Every request run against a WITSML server is run from the backend and needs to be authenticated. Basic auth is required for a lot of WITSML servers, so that is currently the main way WITSML Explorer authenticates against them.
Most actions done by the user in WITSML Explorer involves fetching or writing data to external WITSML servers. All these requests require credentials to be provided to the authorization endpoint in advance.
It would be a very bad user experience if the user would have to provide credentials for every request to the API. Therefore an encrypted version of the passwords is saved in a memory-cache on the backend.

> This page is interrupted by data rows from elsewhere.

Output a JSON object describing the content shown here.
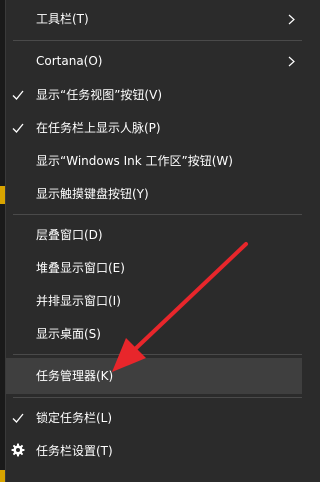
{
  "menu": {
    "items": [
      {
        "label": "工具栏(T)",
        "checked": false,
        "submenu": true
      },
      {
        "label": "Cortana(O)",
        "checked": false,
        "submenu": true
      },
      {
        "label": "显示“任务视图”按钮(V)",
        "checked": true
      },
      {
        "label": "在任务栏上显示人脉(P)",
        "checked": true
      },
      {
        "label": "显示“Windows Ink 工作区”按钮(W)",
        "checked": false
      },
      {
        "label": "显示触摸键盘按钮(Y)",
        "checked": false
      },
      {
        "label": "层叠窗口(D)",
        "checked": false
      },
      {
        "label": "堆叠显示窗口(E)",
        "checked": false
      },
      {
        "label": "并排显示窗口(I)",
        "checked": false
      },
      {
        "label": "显示桌面(S)",
        "checked": false
      },
      {
        "label": "任务管理器(K)",
        "checked": false,
        "highlighted": true
      },
      {
        "label": "锁定任务栏(L)",
        "checked": true
      },
      {
        "label": "任务栏设置(T)",
        "icon": "gear-icon"
      }
    ]
  },
  "colors": {
    "background": "#2b2b2b",
    "highlight": "#3f3f3f",
    "text": "#ffffff",
    "separator": "#4a4a4a",
    "annotation_arrow": "#e8262b"
  }
}
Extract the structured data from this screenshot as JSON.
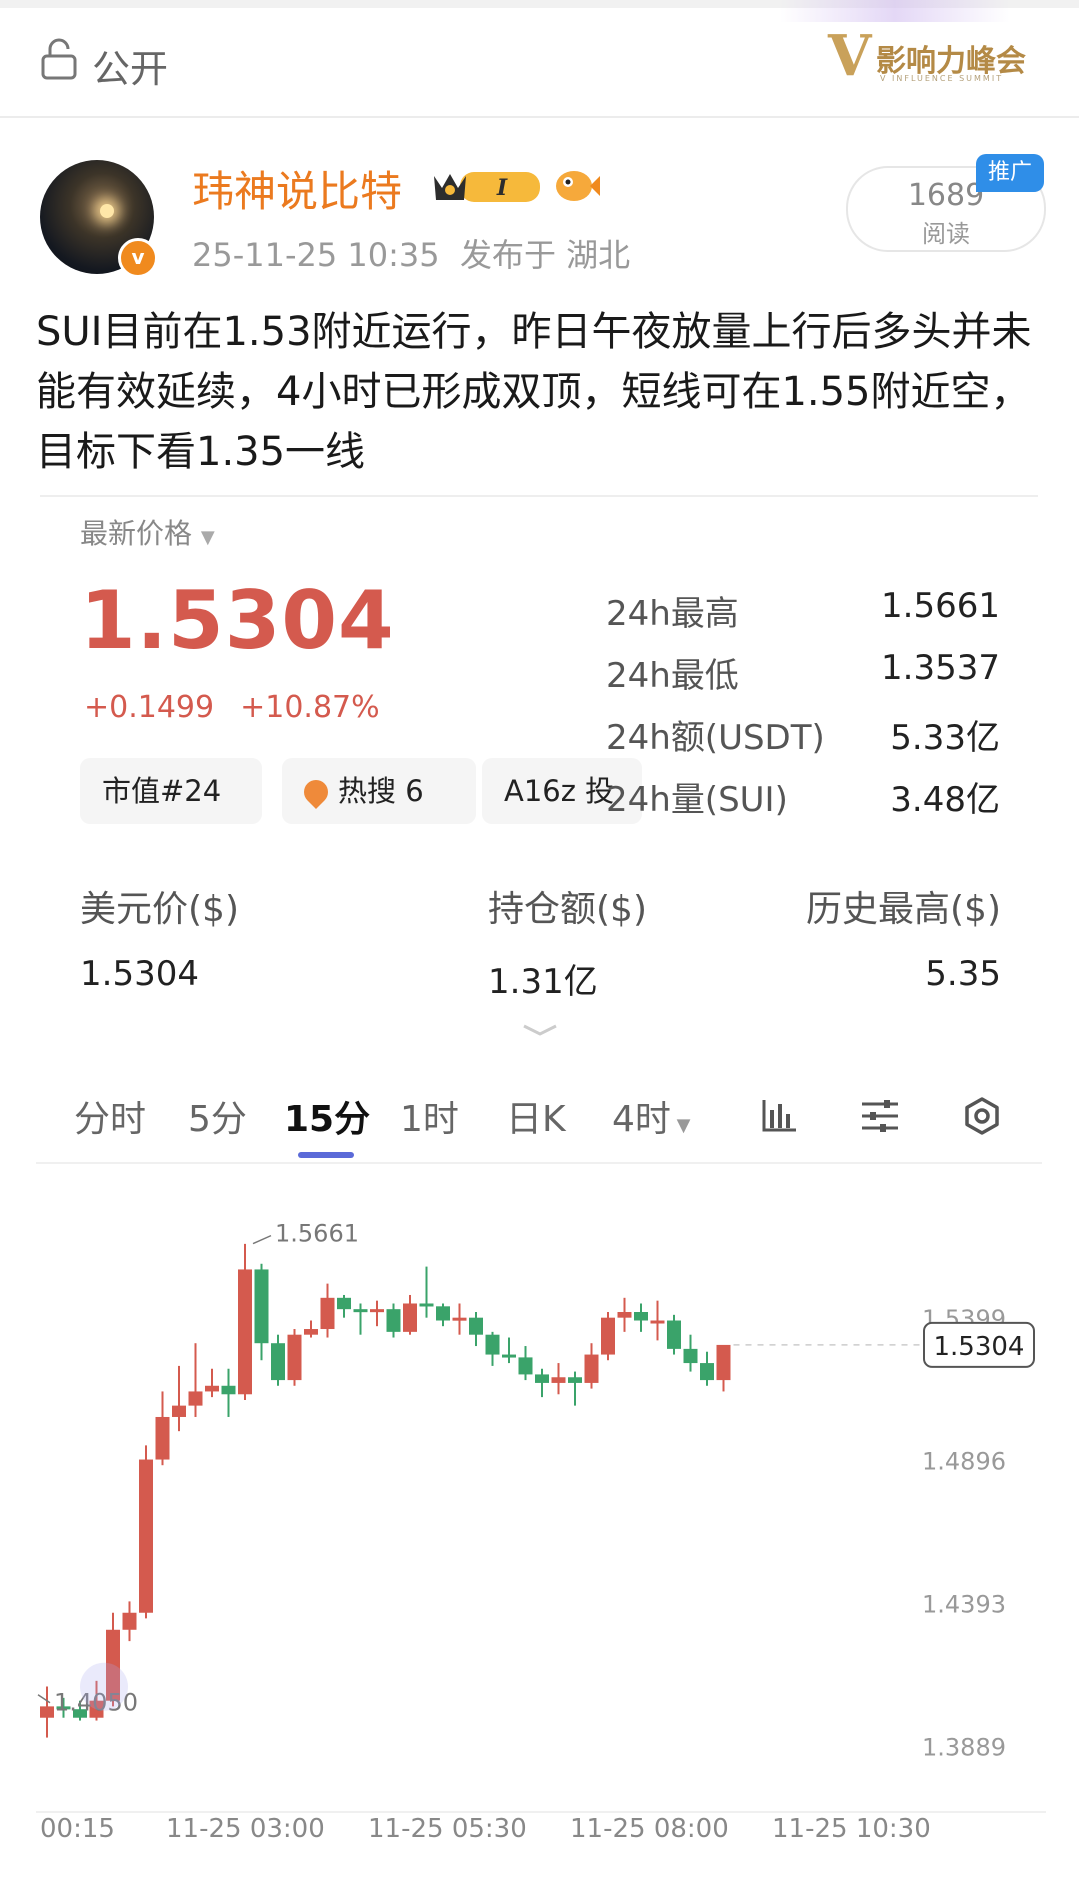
{
  "header": {
    "visibility_label": "公开",
    "brand_name": "影响力峰会",
    "brand_subtitle": "V INFLUENCE SUMMIT"
  },
  "author": {
    "name": "玮神说比特",
    "badge_text": "I",
    "verified_mark": "v",
    "timestamp": "25-11-25 10:35",
    "location": "发布于 湖北"
  },
  "stats_box": {
    "reads": "1689",
    "reads_label": "阅读",
    "ad_tag": "推广"
  },
  "post": {
    "text": "SUI目前在1.53附近运行，昨日午夜放量上行后多头并未能有效延续，4小时已形成双顶，短线可在1.55附近空，目标下看1.35一线"
  },
  "market": {
    "latest_label": "最新价格",
    "price": "1.5304",
    "change_abs": "+0.1499",
    "change_pct": "+10.87%",
    "tags": [
      {
        "label": "市值#24"
      },
      {
        "label": "热搜 6"
      },
      {
        "label": "A16z 投"
      }
    ],
    "stats": [
      {
        "key": "24h最高",
        "value": "1.5661"
      },
      {
        "key": "24h最低",
        "value": "1.3537"
      },
      {
        "key": "24h额(USDT)",
        "value": "5.33亿"
      },
      {
        "key": "24h量(SUI)",
        "value": "3.48亿"
      }
    ],
    "usd_label": "美元价($)",
    "usd_value": "1.5304",
    "oi_label": "持仓额($)",
    "oi_value": "1.31亿",
    "ath_label": "历史最高($)",
    "ath_value": "5.35"
  },
  "tabs": [
    {
      "label": "分时"
    },
    {
      "label": "5分"
    },
    {
      "label": "15分"
    },
    {
      "label": "1时"
    },
    {
      "label": "日K"
    },
    {
      "label": "4时"
    }
  ],
  "active_tab": "15分",
  "colors": {
    "up": "#d45a4e",
    "down": "#3aa36a",
    "accent": "#5b6ad8",
    "name": "#eb7a1f"
  },
  "chart_data": {
    "type": "candlestick",
    "ylim": [
      1.37,
      1.585
    ],
    "y_ticks": [
      "1.5399",
      "1.4896",
      "1.4393",
      "1.3889"
    ],
    "y_tick_values": [
      1.5399,
      1.4896,
      1.4393,
      1.3889
    ],
    "x_ticks": [
      "00:15",
      "11-25 03:00",
      "11-25 05:30",
      "11-25 08:00",
      "11-25 10:30"
    ],
    "x_tick_index": [
      0,
      11,
      21,
      31,
      41
    ],
    "current_price": "1.5304",
    "high_marker": "1.5661",
    "low_marker": "1.4050",
    "candles": [
      [
        1.399,
        1.403,
        1.41,
        1.392
      ],
      [
        1.403,
        1.402,
        1.406,
        1.399
      ],
      [
        1.402,
        1.399,
        1.405,
        1.398
      ],
      [
        1.399,
        1.405,
        1.412,
        1.398
      ],
      [
        1.405,
        1.43,
        1.436,
        1.403
      ],
      [
        1.43,
        1.436,
        1.44,
        1.426
      ],
      [
        1.436,
        1.49,
        1.495,
        1.434
      ],
      [
        1.49,
        1.505,
        1.514,
        1.488
      ],
      [
        1.505,
        1.509,
        1.523,
        1.5
      ],
      [
        1.509,
        1.514,
        1.531,
        1.505
      ],
      [
        1.514,
        1.516,
        1.522,
        1.512
      ],
      [
        1.516,
        1.513,
        1.522,
        1.505
      ],
      [
        1.513,
        1.557,
        1.566,
        1.511
      ],
      [
        1.557,
        1.531,
        1.559,
        1.525
      ],
      [
        1.531,
        1.518,
        1.534,
        1.516
      ],
      [
        1.518,
        1.534,
        1.536,
        1.516
      ],
      [
        1.534,
        1.536,
        1.539,
        1.533
      ],
      [
        1.536,
        1.547,
        1.552,
        1.533
      ],
      [
        1.547,
        1.543,
        1.548,
        1.54
      ],
      [
        1.543,
        1.542,
        1.545,
        1.534
      ],
      [
        1.542,
        1.543,
        1.546,
        1.537
      ],
      [
        1.543,
        1.535,
        1.545,
        1.533
      ],
      [
        1.535,
        1.545,
        1.548,
        1.534
      ],
      [
        1.545,
        1.544,
        1.558,
        1.54
      ],
      [
        1.544,
        1.539,
        1.545,
        1.537
      ],
      [
        1.539,
        1.54,
        1.545,
        1.534
      ],
      [
        1.54,
        1.534,
        1.542,
        1.53
      ],
      [
        1.534,
        1.527,
        1.535,
        1.523
      ],
      [
        1.527,
        1.526,
        1.533,
        1.524
      ],
      [
        1.526,
        1.52,
        1.53,
        1.518
      ],
      [
        1.52,
        1.517,
        1.522,
        1.512
      ],
      [
        1.517,
        1.519,
        1.524,
        1.513
      ],
      [
        1.519,
        1.517,
        1.521,
        1.509
      ],
      [
        1.517,
        1.527,
        1.531,
        1.515
      ],
      [
        1.527,
        1.54,
        1.542,
        1.525
      ],
      [
        1.54,
        1.542,
        1.547,
        1.535
      ],
      [
        1.542,
        1.539,
        1.545,
        1.535
      ],
      [
        1.539,
        1.539,
        1.546,
        1.532
      ],
      [
        1.539,
        1.529,
        1.541,
        1.527
      ],
      [
        1.529,
        1.524,
        1.534,
        1.521
      ],
      [
        1.524,
        1.518,
        1.528,
        1.516
      ],
      [
        1.518,
        1.5304,
        1.524,
        1.514
      ]
    ]
  }
}
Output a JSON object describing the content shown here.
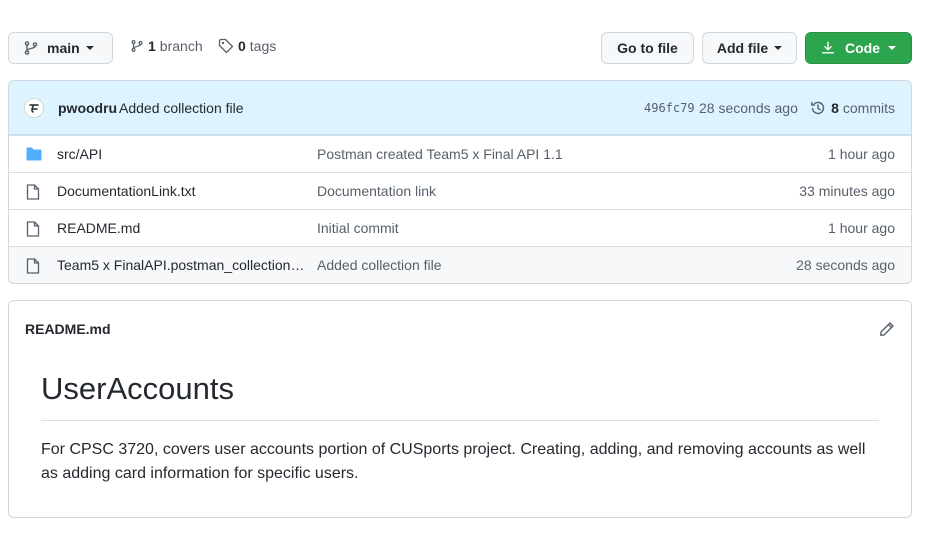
{
  "toolbar": {
    "branch_button": "main",
    "branch_count": "1",
    "branch_word": "branch",
    "tag_count": "0",
    "tag_word": "tags",
    "go_to_file": "Go to file",
    "add_file": "Add file",
    "code": "Code"
  },
  "commit": {
    "author": "pwoodru",
    "message": "Added collection file",
    "sha": "496fc79",
    "time": "28 seconds ago",
    "commit_count": "8",
    "commit_word": "commits"
  },
  "files": [
    {
      "name": "src/API",
      "type": "folder",
      "message": "Postman created Team5 x Final API 1.1",
      "age": "1 hour ago"
    },
    {
      "name": "DocumentationLink.txt",
      "type": "file",
      "message": "Documentation link",
      "age": "33 minutes ago"
    },
    {
      "name": "README.md",
      "type": "file",
      "message": "Initial commit",
      "age": "1 hour ago"
    },
    {
      "name": "Team5 x FinalAPI.postman_collection.j...",
      "type": "file",
      "message": "Added collection file",
      "age": "28 seconds ago"
    }
  ],
  "readme": {
    "filename": "README.md",
    "heading": "UserAccounts",
    "body": "For CPSC 3720, covers user accounts portion of CUSports project. Creating, adding, and removing accounts as well as adding card information for specific users."
  },
  "colors": {
    "accent_green": "#2da44e",
    "commit_bar": "#ddf4ff",
    "folder_blue": "#54aeff"
  }
}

The backend only stores them for a limited amount of time, and will provide them for every request involving WITSML servers.
The backend has a Data Protection storage running in memory, which is used for encrypting the passwords as well as decrypting them (only possible on the running instance).
When a request is forwarded to the WITSML server, the backend will decrypt the password from the cache, and use it when running the request.
Accessing the API without a frontend is explained at the end of each of the documents linked below.
Basic mode uses a session cookie to keep track of the user. This mode is used by setting "OAuth2Enabled": false in the API configuration and empty VITE_MSALENABLED= in the frontend environment. Basic flow is explained in BASIC_AUTH.md.
OAuth mode uses JWT authentication to keep track of the user. This mode is used by setting "OAuth2Enabled": true in the API configuration and VITE_MSALENABLED=true in the frontend environment. OAUTH flow is explained in OAUTH.md.